Les trous noirs ont fasciné des générations de chercheurs sans que la science n’arrive véritablement à comprendre leur place dans notre univers. Doté d’une force gravitationnelle sans égal qui aspire la matière en son centre, le trou noir est une singularité très compacte dont l’horizon des événements n’a jusqu’à présent jamais été pris en photo. Pourtant, un réseau de télescopes s’apprête à relever ce défi, révélant l’image du point précis où plus rien ne peut s’échapper, même la lumière.

 

L’existence des trous noirs

Mentionnés pour la première fois par Jon Michell en 1783 dans une lettre à la Royal Society, les trous noirs doivent leur nom au physicien américain John Wheeler. En 1915, Karl Schwarzchild les définit mathématiquement comme une solution aux équations posées par la relativité générale d’Einstein.

Pendant des décennies, les chercheurs ont traqué les preuves de leur existence. C’est en observant la force gravitationnelle qui s’exerce sur les étoiles en orbite autour d’eux, ainsi que les jets de plasma projetés à des vitesses proches de celle de la lumière, qu’ils ont pu démontrer la présence des trous noirs au coeur des galaxies

L’an dernier, l’expérience LIGO a permis de détecter certaines ondes dans l’espace-temps causées par la fusion de deux trous noirs de moyenne masse. Pour la première fois, la NASA a lancé il y a quelques mois la mission IXPE, chargée d’étudier la polarisation de leurs rayons-X cosmiques. Si des progrès sont faits régulièrement en la matière, l’origine, l’évolution et l’influence des trous noirs restent un mystère.

Par ailleurs, nul n’a jamais véritablement réussi à voir à quoi ressemble un trou noir.
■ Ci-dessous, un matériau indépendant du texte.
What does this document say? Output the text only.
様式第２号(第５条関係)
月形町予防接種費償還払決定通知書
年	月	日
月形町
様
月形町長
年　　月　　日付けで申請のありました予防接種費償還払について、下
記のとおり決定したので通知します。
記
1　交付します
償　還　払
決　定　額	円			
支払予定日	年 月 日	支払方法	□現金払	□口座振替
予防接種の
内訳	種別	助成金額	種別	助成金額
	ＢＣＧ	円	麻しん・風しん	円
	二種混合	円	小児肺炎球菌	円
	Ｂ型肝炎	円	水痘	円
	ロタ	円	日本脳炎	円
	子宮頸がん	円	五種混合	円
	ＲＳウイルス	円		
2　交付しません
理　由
Pourtant, comme l’explique la physicienne Carole Mundell de l’Université de Bath dans un article de The Conversation, les scientifiques sont en train de mettre en place un réseau de télescopes afin de prendre les trous noirs en photo pour la première fois.

Un trou noir via Depositphotos

 

Saisir l’horizon des événements

La concentration masse-énergie du trou noir implique que tout soit inexorablement attiré par son centre. L’horizon des événements décrit l’ultime limite du trou noir au-delà de laquelle rien ne peut échapper à sa force gravitationnelle, même la lumière.
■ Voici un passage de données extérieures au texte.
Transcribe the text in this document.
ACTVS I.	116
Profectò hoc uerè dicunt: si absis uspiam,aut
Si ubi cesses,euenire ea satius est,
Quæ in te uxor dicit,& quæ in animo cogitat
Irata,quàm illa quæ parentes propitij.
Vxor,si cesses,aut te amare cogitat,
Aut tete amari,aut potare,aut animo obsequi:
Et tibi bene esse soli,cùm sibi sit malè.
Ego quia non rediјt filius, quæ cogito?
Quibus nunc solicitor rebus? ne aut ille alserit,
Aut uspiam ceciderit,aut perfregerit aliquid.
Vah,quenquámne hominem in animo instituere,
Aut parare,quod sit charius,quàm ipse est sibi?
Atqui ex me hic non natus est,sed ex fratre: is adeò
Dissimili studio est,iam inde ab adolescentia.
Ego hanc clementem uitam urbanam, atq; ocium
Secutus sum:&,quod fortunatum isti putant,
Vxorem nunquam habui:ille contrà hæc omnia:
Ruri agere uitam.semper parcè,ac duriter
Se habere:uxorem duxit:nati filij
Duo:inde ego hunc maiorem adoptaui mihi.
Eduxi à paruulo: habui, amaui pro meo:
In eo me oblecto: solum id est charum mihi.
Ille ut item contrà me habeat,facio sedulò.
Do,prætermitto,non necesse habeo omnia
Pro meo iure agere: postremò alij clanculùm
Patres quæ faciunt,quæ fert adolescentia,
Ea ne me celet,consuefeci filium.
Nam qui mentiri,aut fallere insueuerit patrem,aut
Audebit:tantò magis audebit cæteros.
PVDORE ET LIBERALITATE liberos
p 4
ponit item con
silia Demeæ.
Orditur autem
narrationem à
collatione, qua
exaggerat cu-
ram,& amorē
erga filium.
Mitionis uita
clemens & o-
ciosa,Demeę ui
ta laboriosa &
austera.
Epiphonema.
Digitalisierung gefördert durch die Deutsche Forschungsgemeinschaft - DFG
Le mois prochain (du 5 au 14 avril 2017), une équipe de scientifiques va essayer, grâce au télescope Event Horizon, de prendre en photo la toute première image de l’horizon des événements de Sagittarius A, un trou noir gigantesque (4 millions de fois plus massif que notre Soleil) qui se cache au centre de la Voie Lactée, explique Carole Mundell.

En plus de révéler au monde l’image de ce trou noir, les clichés permettront de tester les théories fondamentales de la physique en la matière. Mais alors à quoi ressemblera cet horizon des événements ?

Il existe un disque de poussière et de gaz très compact autour du trou noir, de ce fait, la lumière est déformée quand elle traverse son champ gravitationnel, modifiant sa luminosité et sa couleur. D’après Carole Mundell, les scientifiques s’attendent à voir non pas un disque, mais plutôt un croissant lumineux, témoin de cette extrême limite.

Ils pourraient même apercevoir l’ombre de l’horizon des événements en toile de fond de cette abîme brillante et tourbillonnante…

L’horizon des événements via Depositphotos

 

Un réseau de télescopes ultra-performants

Il est très difficile de voir les trous noirs à travers les nuées de gaz et de poussières qui l’entourent. Cependant, avec une résolution suffisante, certains télescopes peuvent traverser ces ténèbres cosmiques.

Voilà des années que le télescope Horizon Event, est en développement afin d’obtenir la résolution angulaire nécessaire pour atteindre le trou noir, explique Carol Mundell. Mais l’arrivée de nouvelles matrices très sensibles comme L’Atacama Large Millimetre Array au Chili et le télescope du Pôle Sud ont permis de perfectionner ce télescope virtuel qui se présente sous la forme d’un réseaux de télescopes.

D’après Carole Mundell, le réseau connecte neuf stations disposées un peu partout dans le monde, en Antarctique, au Chili, à Hawaï, en Espagne, au Mexique et en Arizona. Certains sont des télescopes individuels, d’autres regroupent des ensembles de télescopes.

Grâce au procédé d’interférométrie à très longue base ainsi qu’à la synthèse d’ouverture, les scientifiques pensent pouvoir capturer l’image de Sagittarius A.

La résolution d’un télescope, qui correspond au plus petit détail qui peut être discerné par l’appareil, se définit comme un angle mesurant le rapport de la taille de l’objet à sa distance. Plus l’angle est grand, plus le télescope est capable de saisir des petits objets.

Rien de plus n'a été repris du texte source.